Mardi, 16 août. – À cinq heures du soir, a retenti le cri « la terre droit devant nous ! » Tom et le capitaine Brown ont couru à l’avant pour contrôler le rapport de la vigie, et ont aperçu, effectivement, le cap Frio, par bâbord, à trente-cinq milles environ. Après une quinzaine en pleine mer, la vue de la terre produit une sensation indescriptible. Lorsque, le soir après dîner, nous sommes montés sur le pont, nous avons regardé le phare avec tant d’attention et d’intérêt qu’on eût juré que nous n’en avions jamais vu auparavant. Il est probable que demain au petit jour, nous entrerons à Rio.
Jeudi, 17 août. – « L’homme propose ; Dieu dispose. » On a allumé les feux à minuit ; mais, à cet instant, le vent s’est mis à souffler en tempête du sud-ouest, avec une mer si courte et si dure que l’hélice se trouvait à tout moment hors de l’eau, vu la rapidité et la violence des mouvements de tangage. De là des secousses terribles, quand le propulseur tournait dans l’air, avec une vitesse vertigineuse. Nous n’avancions guère, naturellement ; et, au lever du jour, nous nous sommes trouvés près du cap Frio au lieu d’être entrés à Rio.

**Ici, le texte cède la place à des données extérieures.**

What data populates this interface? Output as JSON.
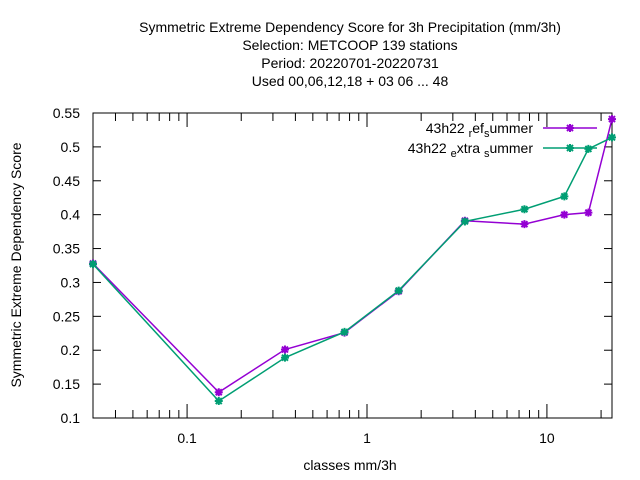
{
  "chart_data": {
    "type": "line",
    "title_lines": [
      "Symmetric Extreme Dependency Score  for 3h Precipitation (mm/3h)",
      "Selection: METCOOP    139 stations",
      "Period: 20220701-20220731",
      "Used  00,06,12,18  + 03 06 ... 48"
    ],
    "xlabel": "classes mm/3h",
    "ylabel": "Symmetric Extreme Dependency Score",
    "x_scale": "log",
    "xlim": [
      0.03,
      23
    ],
    "ylim": [
      0.1,
      0.55
    ],
    "x_ticks": [
      {
        "value": 0.1,
        "label": "0.1"
      },
      {
        "value": 1,
        "label": "1"
      },
      {
        "value": 10,
        "label": "10"
      }
    ],
    "y_ticks": [
      {
        "value": 0.1,
        "label": "0.1"
      },
      {
        "value": 0.15,
        "label": "0.15"
      },
      {
        "value": 0.2,
        "label": "0.2"
      },
      {
        "value": 0.25,
        "label": "0.25"
      },
      {
        "value": 0.3,
        "label": "0.3"
      },
      {
        "value": 0.35,
        "label": "0.35"
      },
      {
        "value": 0.4,
        "label": "0.4"
      },
      {
        "value": 0.45,
        "label": "0.45"
      },
      {
        "value": 0.5,
        "label": "0.5"
      },
      {
        "value": 0.55,
        "label": "0.55"
      }
    ],
    "grid": false,
    "legend_position": "top-right",
    "series": [
      {
        "name": "43h22 ref summer",
        "legend_parts": [
          [
            "43h22 ",
            ""
          ],
          [
            "r",
            "sub"
          ],
          [
            "ef",
            ""
          ],
          [
            "s",
            "sub"
          ],
          [
            "ummer",
            ""
          ]
        ],
        "color": "#9400d3",
        "x": [
          0.03,
          0.15,
          0.35,
          0.75,
          1.5,
          3.5,
          7.5,
          12.5,
          17,
          23
        ],
        "y": [
          0.328,
          0.138,
          0.201,
          0.226,
          0.287,
          0.391,
          0.386,
          0.4,
          0.403,
          0.541
        ]
      },
      {
        "name": "43h22 extra summer",
        "legend_parts": [
          [
            "43h22 ",
            ""
          ],
          [
            "e",
            "sub"
          ],
          [
            "xtra ",
            ""
          ],
          [
            "s",
            "sub"
          ],
          [
            "ummer",
            ""
          ]
        ],
        "color": "#009e73",
        "x": [
          0.03,
          0.15,
          0.35,
          0.75,
          1.5,
          3.5,
          7.5,
          12.5,
          17,
          23
        ],
        "y": [
          0.327,
          0.125,
          0.189,
          0.227,
          0.288,
          0.39,
          0.408,
          0.427,
          0.497,
          0.514
        ]
      }
    ]
  }
}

Vers 8 heures, le vent a molli, en sorte que nous avons pu longer la côte, à la voile et à la vapeur, avec une vitesse de quatre à cinq milles. Bientôt, nous nous sommes engagés entre la Grande Terre et les îles de Maya et de Payo, où les plantations de bananiers et d’autres arbres faisaient triste figure sous l’action du vent. Les grands palmiers isolés dont les tiges et les branches, souples et élastiques, cédaient facilement à l’effort de la tempête, avaient l’air de grands parapluies retournés. Peu à peu, nous avons découvert le faux Pain de sucre, comme on l’appelle, puis le véritable, le Gavia ; enfin les chaînes de montagnes situées derrière, dont les contours rappellent la figure d’un homme couché sur le dos. Le soleil dorait le sommet de ces hauteurs ; le ciel était rouge et nuageux ; je crois que je n’ai jamais vu de spectacle plus grandiose.

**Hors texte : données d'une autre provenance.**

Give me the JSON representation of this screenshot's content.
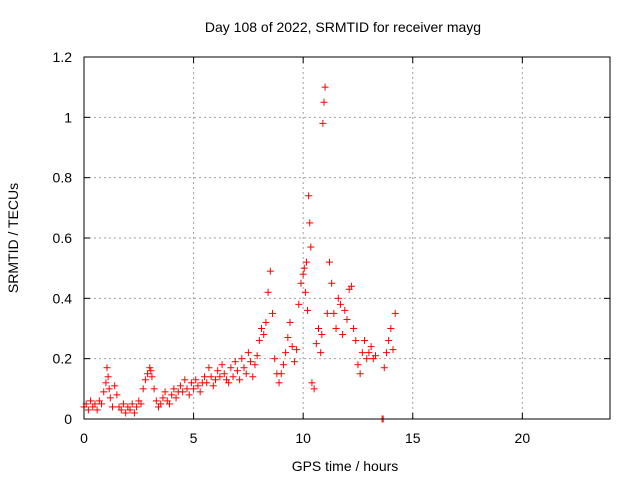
{
  "chart_data": {
    "type": "scatter",
    "title": "Day 108 of 2022, SRMTID for receiver mayg",
    "xlabel": "GPS time / hours",
    "ylabel": "SRMTID / TECUs",
    "xlim": [
      0,
      24
    ],
    "ylim": [
      0,
      1.2
    ],
    "x_ticks": [
      0,
      5,
      10,
      15,
      20
    ],
    "y_ticks": [
      0,
      0.2,
      0.4,
      0.6,
      0.8,
      1,
      1.2
    ],
    "x_tick_labels": [
      "0",
      "5",
      "10",
      "15",
      "20"
    ],
    "y_tick_labels": [
      "0",
      "0.2",
      "0.4",
      "0.6",
      "0.8",
      "1",
      "1.2"
    ],
    "grid": true,
    "marker": "plus",
    "colors": {
      "series": "#ff0000",
      "axis": "#000000",
      "grid": "#a0a0a0"
    },
    "series": [
      {
        "values_note_free": true,
        "x": [
          0.0,
          0.1,
          0.2,
          0.3,
          0.4,
          0.5,
          0.6,
          0.7,
          0.8,
          0.9,
          1.0,
          1.05,
          1.1,
          1.15,
          1.2,
          1.3,
          1.4,
          1.5,
          1.6,
          1.7,
          1.8,
          1.9,
          2.0,
          2.1,
          2.2,
          2.3,
          2.4,
          2.5,
          2.6,
          2.7,
          2.8,
          2.9,
          3.0,
          3.05,
          3.1,
          3.2,
          3.3,
          3.4,
          3.5,
          3.6,
          3.7,
          3.8,
          3.9,
          4.0,
          4.1,
          4.2,
          4.3,
          4.4,
          4.5,
          4.6,
          4.7,
          4.8,
          4.9,
          5.0,
          5.1,
          5.2,
          5.3,
          5.4,
          5.5,
          5.6,
          5.7,
          5.8,
          5.9,
          6.0,
          6.1,
          6.2,
          6.3,
          6.4,
          6.5,
          6.6,
          6.7,
          6.8,
          6.9,
          7.0,
          7.1,
          7.2,
          7.3,
          7.4,
          7.5,
          7.6,
          7.7,
          7.8,
          7.9,
          8.0,
          8.1,
          8.2,
          8.3,
          8.4,
          8.5,
          8.6,
          8.7,
          8.8,
          8.9,
          9.0,
          9.1,
          9.2,
          9.3,
          9.4,
          9.5,
          9.6,
          9.7,
          9.8,
          9.9,
          10.0,
          10.05,
          10.1,
          10.15,
          10.2,
          10.25,
          10.3,
          10.35,
          10.4,
          10.5,
          10.6,
          10.7,
          10.8,
          10.85,
          10.9,
          10.95,
          11.0,
          11.1,
          11.2,
          11.3,
          11.4,
          11.5,
          11.6,
          11.7,
          11.8,
          11.9,
          12.0,
          12.1,
          12.2,
          12.3,
          12.4,
          12.5,
          12.6,
          12.7,
          12.8,
          12.9,
          13.0,
          13.1,
          13.2,
          13.3,
          13.6,
          13.65,
          13.7,
          13.8,
          13.9,
          14.0,
          14.1,
          14.2
        ],
        "y": [
          0.04,
          0.05,
          0.03,
          0.06,
          0.04,
          0.05,
          0.03,
          0.06,
          0.05,
          0.09,
          0.12,
          0.17,
          0.14,
          0.1,
          0.07,
          0.04,
          0.11,
          0.08,
          0.04,
          0.03,
          0.05,
          0.02,
          0.04,
          0.03,
          0.05,
          0.02,
          0.04,
          0.06,
          0.05,
          0.1,
          0.13,
          0.15,
          0.17,
          0.16,
          0.14,
          0.1,
          0.06,
          0.04,
          0.05,
          0.07,
          0.09,
          0.06,
          0.05,
          0.08,
          0.1,
          0.07,
          0.09,
          0.11,
          0.09,
          0.13,
          0.1,
          0.08,
          0.12,
          0.1,
          0.13,
          0.11,
          0.09,
          0.12,
          0.14,
          0.12,
          0.17,
          0.14,
          0.11,
          0.13,
          0.16,
          0.14,
          0.18,
          0.15,
          0.13,
          0.12,
          0.17,
          0.14,
          0.19,
          0.16,
          0.13,
          0.2,
          0.17,
          0.15,
          0.22,
          0.19,
          0.14,
          0.18,
          0.21,
          0.26,
          0.3,
          0.28,
          0.32,
          0.42,
          0.49,
          0.35,
          0.2,
          0.15,
          0.12,
          0.15,
          0.18,
          0.22,
          0.27,
          0.32,
          0.24,
          0.19,
          0.23,
          0.38,
          0.45,
          0.48,
          0.5,
          0.42,
          0.52,
          0.36,
          0.74,
          0.65,
          0.57,
          0.12,
          0.1,
          0.25,
          0.3,
          0.22,
          0.28,
          0.98,
          1.05,
          1.1,
          0.35,
          0.52,
          0.45,
          0.35,
          0.3,
          0.4,
          0.38,
          0.28,
          0.36,
          0.33,
          0.43,
          0.44,
          0.3,
          0.26,
          0.18,
          0.15,
          0.22,
          0.26,
          0.2,
          0.22,
          0.24,
          0.2,
          0.21,
          0.0,
          0.0,
          0.17,
          0.22,
          0.26,
          0.3,
          0.23,
          0.35
        ]
      }
    ]
  }
}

Avant d’entrer dans le port, il faut franchir une barre : opération toujours dangereuse. Les claires-voies, les écoutilles, toutes les ouvertures, en un mot, ont donc été hermétiquement condamnées ; ceux de nous qui ne tenaient pas à se voir enfermés en bas, se sont installés sur le pont. Pour la première fois depuis notre départ d’Angleterre, j’ai éprouvé une véritable sensation de froid. Comme le vent soufflait de terre, le passage de la barre s’est effectué sans incident, et nous avons jeté l’ancre presque aussitôt, dans la baie de Nictheroy : à l’endroit assigné aux bâtiments qui n’ont pas encore obtenu « la libre pratique » ou qui sont mis en quarantaine. Un coup de canon du fort Santa-Cruz, auquel a immédiatement répondu un signal semblable parti du fort Santa-Lucia, a annoncé notre arrivée.
Le beau port de Rio, ses rangées de becs de gaz qui font le tour de la baie sur une longueur de plusieurs milles, la vue de la ville et des faubourgs éclairés, sont d’un effet vraiment saisissant.